27 countries recently pledged a total of US$9.8 billion to the Green Climate Fund (GCF). The GCF was established back in 2010 during the Cancun Agreements to help developing countries reduce their emissions and cope with the impacts of climate change. This round of funding came after the fund announced that it has nearly exhausted some US$7 billion received following an initial funding round back in 2014.
However, countries such as the US and Australia have been criticized for failing to contribute to the fund. The US initially pledged US$3 billion in installments towards the fund during the Obama administration. US President Donald Trump has announced after taking office, of the US’ withdrawal from participating in the GCF and the remaining installments totalling US$2 billion, calling the GCF a scheme that “transfers of American wealth to foreign nations that are responsible for most of the world’s pollution”. Australia, which had already contributed some US$200 million to the fund, has refused to allocate additional funds for the GCF, with PM Scott Morrison saying that Australia can meet its pledge for climate change under the 2015 Paris Agreement, without needing to spend more cash.
Criticism about the fund
Despite the fund being set up many years ago, many of the approved early-backed projects were questioned about their viability, especially those that are involved in the private sector.
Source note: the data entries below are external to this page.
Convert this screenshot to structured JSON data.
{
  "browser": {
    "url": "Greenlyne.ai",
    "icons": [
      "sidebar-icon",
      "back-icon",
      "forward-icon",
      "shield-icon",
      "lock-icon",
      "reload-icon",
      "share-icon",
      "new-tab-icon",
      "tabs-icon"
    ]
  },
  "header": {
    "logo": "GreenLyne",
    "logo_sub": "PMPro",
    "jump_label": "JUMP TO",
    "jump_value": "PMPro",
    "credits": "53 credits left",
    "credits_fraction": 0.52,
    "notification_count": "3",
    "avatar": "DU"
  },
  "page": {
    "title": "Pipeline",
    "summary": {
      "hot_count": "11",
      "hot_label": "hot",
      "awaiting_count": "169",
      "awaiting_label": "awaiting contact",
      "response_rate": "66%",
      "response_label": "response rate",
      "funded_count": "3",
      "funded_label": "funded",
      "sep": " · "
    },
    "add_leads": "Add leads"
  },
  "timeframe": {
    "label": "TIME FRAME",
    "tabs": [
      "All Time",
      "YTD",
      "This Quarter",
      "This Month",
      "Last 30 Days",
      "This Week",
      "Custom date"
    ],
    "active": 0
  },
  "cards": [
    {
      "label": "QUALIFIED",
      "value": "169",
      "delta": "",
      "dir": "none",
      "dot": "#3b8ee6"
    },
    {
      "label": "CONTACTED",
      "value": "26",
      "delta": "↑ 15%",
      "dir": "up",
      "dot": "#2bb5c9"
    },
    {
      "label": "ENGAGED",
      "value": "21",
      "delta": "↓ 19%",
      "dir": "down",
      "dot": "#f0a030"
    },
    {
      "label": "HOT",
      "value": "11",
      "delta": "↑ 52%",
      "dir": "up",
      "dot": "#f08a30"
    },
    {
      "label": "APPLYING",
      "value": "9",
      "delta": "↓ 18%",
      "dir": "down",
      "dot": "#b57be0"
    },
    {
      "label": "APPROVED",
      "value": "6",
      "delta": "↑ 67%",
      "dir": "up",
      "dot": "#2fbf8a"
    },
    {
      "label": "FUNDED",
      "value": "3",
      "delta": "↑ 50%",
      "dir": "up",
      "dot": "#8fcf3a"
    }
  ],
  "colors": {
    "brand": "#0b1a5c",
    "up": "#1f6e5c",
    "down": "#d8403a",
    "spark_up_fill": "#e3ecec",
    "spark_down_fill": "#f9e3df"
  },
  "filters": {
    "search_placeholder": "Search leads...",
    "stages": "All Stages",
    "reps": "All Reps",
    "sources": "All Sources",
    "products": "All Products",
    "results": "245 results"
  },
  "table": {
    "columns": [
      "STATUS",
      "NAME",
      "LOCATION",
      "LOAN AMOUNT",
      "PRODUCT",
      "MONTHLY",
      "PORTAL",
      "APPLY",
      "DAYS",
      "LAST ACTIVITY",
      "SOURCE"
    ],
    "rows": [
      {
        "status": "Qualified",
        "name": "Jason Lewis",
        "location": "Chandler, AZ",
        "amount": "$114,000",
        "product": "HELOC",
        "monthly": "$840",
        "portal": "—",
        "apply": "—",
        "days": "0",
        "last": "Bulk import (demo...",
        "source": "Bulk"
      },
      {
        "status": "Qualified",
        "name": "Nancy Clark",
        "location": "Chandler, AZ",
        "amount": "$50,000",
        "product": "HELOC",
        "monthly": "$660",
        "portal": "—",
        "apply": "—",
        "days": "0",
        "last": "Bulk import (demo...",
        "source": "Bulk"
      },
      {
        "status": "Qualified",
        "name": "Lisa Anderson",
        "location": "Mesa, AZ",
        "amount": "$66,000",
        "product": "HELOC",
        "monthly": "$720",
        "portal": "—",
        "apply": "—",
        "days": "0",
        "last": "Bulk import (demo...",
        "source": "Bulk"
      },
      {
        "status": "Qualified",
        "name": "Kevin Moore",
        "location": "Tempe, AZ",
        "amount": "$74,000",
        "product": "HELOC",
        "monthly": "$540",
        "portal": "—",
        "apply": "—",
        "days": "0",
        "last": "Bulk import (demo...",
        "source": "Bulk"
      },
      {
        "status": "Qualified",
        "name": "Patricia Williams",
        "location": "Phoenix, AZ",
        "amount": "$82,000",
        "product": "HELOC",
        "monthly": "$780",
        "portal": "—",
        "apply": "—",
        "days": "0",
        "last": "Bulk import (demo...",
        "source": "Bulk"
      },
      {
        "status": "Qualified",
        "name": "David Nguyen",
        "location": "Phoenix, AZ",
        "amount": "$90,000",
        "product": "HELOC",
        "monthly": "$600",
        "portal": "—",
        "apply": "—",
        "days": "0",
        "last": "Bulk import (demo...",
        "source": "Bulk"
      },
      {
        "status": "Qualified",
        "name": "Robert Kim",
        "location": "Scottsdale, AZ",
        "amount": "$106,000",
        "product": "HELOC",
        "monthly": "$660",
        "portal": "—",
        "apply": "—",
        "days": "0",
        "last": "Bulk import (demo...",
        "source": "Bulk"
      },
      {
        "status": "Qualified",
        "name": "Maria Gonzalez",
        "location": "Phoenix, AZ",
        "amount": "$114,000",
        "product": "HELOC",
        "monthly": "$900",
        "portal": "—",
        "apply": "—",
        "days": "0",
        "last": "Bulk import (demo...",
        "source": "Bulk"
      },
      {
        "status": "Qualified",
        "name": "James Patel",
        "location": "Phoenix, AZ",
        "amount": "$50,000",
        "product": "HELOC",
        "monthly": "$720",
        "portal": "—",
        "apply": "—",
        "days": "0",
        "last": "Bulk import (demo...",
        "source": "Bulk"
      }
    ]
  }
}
Some of the projects, such as a Luxembourg-based investment fund that proposed to finance renewable energy or energy efficiency projects in about 30 countries, had no explicit plan that discloses what those projects would be.
Critics also disagree over the distribution channels of the fund, arguing that more climate aid funds should go directly to governments in the developing world, or the communities at risk, instead of it being channeled through large development banks or private-sector enterprises led by global investment firms.